Paraliochthonius darwini

Scientific classification
- Kingdom: Animalia
- Phylum: Arthropoda
- Subphylum: Chelicerata
- Class: Arachnida
- Order: Pseudoscorpiones
- Family: Chthoniidae
- Genus: Paraliochthonius
- Species: P. darwini
- Binomial name: Paraliochthonius darwini Harvey, 2009

= Paraliochthonius darwini =

- Genus: Paraliochthonius
- Species: darwini
- Authority: Harvey, 2009

Species of pseudoscorpion

Paraliochthonius darwini is a species of pseudoscorpion in the Chthoniidae family. It was described in 2009 by Australian entomologist Mark Harvey.

==Etymology==
The specific epithet darwini honours naturalist Charles Darwin (1809–1882) on the 200th anniversary of his birth, and the 150th anniversary of the publication of his On the Origin of Species, as well as referring to the city of Darwin named after him, where some specimens were obtained.

==Description==
The body length of the male holotype is 1.31 mm; that of a female paratype 1.50 mm. The colour of adults is a uniform light yellowish-brown.
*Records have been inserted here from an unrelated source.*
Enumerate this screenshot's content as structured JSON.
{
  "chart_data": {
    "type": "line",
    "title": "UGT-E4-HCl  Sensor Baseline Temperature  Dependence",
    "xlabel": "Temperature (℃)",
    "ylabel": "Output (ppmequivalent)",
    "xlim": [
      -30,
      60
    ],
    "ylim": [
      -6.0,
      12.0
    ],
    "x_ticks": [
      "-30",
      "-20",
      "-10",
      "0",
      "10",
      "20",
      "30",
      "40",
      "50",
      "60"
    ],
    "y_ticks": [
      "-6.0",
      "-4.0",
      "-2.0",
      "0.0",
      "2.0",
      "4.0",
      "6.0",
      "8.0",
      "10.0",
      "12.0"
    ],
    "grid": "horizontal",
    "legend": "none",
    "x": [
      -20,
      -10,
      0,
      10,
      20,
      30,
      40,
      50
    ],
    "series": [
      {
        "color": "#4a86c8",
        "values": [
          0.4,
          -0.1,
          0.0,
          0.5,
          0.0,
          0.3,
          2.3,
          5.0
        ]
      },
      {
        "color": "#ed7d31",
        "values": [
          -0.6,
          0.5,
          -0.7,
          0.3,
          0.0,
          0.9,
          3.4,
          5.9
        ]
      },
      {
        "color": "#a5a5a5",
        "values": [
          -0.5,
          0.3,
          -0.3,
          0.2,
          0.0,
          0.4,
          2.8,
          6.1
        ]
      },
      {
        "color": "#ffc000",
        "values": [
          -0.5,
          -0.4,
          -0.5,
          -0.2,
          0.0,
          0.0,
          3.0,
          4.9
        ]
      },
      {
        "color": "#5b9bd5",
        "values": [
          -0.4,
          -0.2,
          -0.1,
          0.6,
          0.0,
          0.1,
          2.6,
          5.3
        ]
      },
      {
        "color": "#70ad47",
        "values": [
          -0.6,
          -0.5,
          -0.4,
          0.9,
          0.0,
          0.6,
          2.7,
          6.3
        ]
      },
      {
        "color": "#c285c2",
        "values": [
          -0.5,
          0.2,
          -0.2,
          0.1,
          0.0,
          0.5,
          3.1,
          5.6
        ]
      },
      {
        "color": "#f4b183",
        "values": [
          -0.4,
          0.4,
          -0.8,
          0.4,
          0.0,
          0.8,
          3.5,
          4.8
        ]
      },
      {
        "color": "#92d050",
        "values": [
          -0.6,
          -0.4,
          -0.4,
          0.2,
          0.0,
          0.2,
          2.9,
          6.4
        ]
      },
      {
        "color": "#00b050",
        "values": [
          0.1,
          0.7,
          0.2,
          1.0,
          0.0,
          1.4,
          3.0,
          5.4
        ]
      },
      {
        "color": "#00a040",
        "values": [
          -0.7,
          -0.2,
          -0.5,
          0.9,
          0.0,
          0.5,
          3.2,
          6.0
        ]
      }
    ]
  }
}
==Distribution and habitat==
The species occurs in coastal areas of northern Australia. The type locality is Berthier Island in the Kimberley region of Western Australia. Paratype specimens were also collected from Plater Beach and Doctors Gully, near Darwin in the Top End of the Northern Territory. The pseudoscorpions were found beneath rocks in intertidal habitats.

==Behaviour==
The pseudoscorpions are terrestrial predators.